Nadal’s glittering career would perhaps have been even more trophy-filled had his body not betrayed him so often, so brutally. He has missed 14 Grand Slam events from the time he played his first in 2003—in comparison, Djokovic played every Grand Slam from 2005 to the 2017 US Open, which he missed with an elbow injury. The Spaniard has missed at least one tournament every year of his career with a litany of complaints, including knee and foot injuries, hamstring, wrist tendon tear and an abdominal muscle strain among others.
He couldn’t play the 2021 Wimbledon, US Open, and Tokyo Olympics with a foot problem. He had a resurgent 2022 that seemed like a second wind to a career winding down, a welcome sight in a post-Roger Federer world. A second Australian Open title preceded a 14th French Open title—played with the help of anaesthesia on his left foot to ease pain—and a semi-final at Wimbledon where he pulled out with a torn abdominal muscle. Almost all of 2023 was spent in recuperation, before this, the swansong year.

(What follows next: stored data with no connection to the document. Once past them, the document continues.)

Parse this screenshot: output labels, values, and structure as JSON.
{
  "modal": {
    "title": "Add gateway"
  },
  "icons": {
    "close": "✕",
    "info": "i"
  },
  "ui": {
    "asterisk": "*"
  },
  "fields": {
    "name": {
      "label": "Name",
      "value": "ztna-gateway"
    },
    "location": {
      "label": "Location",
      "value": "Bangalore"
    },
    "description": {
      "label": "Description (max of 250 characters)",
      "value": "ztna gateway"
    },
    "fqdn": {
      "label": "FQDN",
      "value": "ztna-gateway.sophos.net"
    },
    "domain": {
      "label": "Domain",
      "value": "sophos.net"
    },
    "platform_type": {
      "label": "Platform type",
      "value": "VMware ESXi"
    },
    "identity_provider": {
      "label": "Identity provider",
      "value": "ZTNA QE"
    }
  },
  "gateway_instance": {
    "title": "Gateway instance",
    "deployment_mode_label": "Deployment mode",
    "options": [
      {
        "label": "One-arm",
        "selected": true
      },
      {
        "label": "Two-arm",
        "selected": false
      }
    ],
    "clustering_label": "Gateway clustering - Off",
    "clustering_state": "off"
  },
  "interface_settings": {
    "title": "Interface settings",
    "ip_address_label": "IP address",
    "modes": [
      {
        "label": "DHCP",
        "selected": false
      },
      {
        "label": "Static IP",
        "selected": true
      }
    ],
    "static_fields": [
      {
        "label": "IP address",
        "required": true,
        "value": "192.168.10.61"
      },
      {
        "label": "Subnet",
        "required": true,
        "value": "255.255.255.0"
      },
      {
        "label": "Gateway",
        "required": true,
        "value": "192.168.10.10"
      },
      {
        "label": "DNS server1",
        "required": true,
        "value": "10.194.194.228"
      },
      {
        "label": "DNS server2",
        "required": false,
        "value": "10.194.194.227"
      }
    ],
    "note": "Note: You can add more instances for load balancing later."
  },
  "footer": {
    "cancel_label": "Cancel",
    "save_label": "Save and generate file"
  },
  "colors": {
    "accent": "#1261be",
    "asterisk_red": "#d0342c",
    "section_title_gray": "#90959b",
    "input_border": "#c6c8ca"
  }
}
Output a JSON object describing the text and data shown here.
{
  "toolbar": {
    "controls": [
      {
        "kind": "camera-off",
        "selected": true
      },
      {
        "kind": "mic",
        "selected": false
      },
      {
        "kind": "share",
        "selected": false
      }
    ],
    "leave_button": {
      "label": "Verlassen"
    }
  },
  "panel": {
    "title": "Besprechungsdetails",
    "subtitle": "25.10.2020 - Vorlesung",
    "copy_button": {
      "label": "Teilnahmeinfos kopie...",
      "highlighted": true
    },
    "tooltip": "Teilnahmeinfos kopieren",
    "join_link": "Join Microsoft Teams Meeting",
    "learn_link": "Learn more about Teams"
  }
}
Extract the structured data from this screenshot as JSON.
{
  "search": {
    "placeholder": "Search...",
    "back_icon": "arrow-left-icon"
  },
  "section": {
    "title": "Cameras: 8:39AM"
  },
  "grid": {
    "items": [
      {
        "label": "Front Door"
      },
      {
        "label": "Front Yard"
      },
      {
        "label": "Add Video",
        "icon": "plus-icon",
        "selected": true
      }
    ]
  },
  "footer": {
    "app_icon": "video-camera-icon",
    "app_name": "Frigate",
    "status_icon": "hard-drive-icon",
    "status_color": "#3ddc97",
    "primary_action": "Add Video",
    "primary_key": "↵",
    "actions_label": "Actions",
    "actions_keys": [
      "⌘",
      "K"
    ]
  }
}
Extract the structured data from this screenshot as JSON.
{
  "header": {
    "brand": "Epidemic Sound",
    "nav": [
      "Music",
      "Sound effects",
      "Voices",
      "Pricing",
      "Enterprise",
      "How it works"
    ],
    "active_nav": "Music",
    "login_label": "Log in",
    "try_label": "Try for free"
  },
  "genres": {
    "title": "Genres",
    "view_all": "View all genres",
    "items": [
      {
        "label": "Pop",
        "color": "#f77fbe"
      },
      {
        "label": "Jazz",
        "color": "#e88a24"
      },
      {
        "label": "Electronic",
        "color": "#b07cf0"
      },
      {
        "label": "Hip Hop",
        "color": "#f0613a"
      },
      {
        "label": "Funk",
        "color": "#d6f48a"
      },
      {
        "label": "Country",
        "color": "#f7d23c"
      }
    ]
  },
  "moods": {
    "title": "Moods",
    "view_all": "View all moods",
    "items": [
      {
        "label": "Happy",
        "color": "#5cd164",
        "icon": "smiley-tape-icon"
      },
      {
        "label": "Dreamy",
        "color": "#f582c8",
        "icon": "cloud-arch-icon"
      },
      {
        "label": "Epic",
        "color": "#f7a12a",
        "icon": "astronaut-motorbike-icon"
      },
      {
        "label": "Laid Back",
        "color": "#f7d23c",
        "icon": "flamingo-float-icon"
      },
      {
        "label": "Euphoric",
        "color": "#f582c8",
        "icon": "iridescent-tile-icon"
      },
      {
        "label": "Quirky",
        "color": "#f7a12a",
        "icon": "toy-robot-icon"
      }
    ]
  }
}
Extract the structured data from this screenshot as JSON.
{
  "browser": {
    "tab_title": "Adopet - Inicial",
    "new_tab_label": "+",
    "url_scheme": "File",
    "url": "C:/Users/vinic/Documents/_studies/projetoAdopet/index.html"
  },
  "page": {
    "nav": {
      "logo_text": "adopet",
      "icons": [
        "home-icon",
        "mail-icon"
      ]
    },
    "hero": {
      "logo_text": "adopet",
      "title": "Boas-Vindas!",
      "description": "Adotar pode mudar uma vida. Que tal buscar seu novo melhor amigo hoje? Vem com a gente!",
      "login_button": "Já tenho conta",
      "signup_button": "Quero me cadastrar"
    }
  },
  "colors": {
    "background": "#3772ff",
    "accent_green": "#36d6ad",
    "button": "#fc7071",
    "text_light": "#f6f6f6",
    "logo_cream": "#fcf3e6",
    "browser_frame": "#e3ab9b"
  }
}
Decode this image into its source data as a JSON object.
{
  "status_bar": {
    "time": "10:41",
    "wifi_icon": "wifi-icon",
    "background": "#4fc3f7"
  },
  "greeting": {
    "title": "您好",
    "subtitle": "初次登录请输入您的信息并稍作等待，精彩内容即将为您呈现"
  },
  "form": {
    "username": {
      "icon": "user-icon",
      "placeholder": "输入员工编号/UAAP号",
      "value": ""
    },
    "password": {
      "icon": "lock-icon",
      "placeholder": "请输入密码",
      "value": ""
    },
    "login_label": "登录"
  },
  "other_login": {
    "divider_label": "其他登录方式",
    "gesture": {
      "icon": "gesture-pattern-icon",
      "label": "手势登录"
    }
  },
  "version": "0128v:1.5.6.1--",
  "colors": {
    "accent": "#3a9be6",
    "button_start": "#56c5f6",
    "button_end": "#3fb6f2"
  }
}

In the past, he had bounced back like a tennis ball from every injury, playing remarkably at the same level, as if unaffected by the break. For example, he started at Wimbledon in 2022 without playing a competitive match on grass since 2019 and still made it to the semis. “It’s a simple thing: I like what I do,” Nadal said last week. “I like playing tennis. I know it’s not forever. … I like to fight for the things that I have been fighting for almost half of my life or even more.”
What’s most anticipated this year is for the greatest clay-court player to fight for a 15th French Open title this summer. For, Roland Garros—where he has a 112-3 win-loss record—with his unbeatable aura and a synonymity with its red clay, would be the ideal sign off. As Daniil Medvedev once said, “Even if he wouldn’t be 100% physically, but decided to play, he’d be a favourite.”
John McEnroe, while once watching a 16-year-old Nadal retrieve every ball in a match, said, “Is he going to play every point like that?”—a statement made famous later in a Nike commercial. In 2024, for one last time, his fans hope that he plays every point like that.
Arun Janardhan is a Mumbai-based journalist who covers sports, business leaders and lifestyle.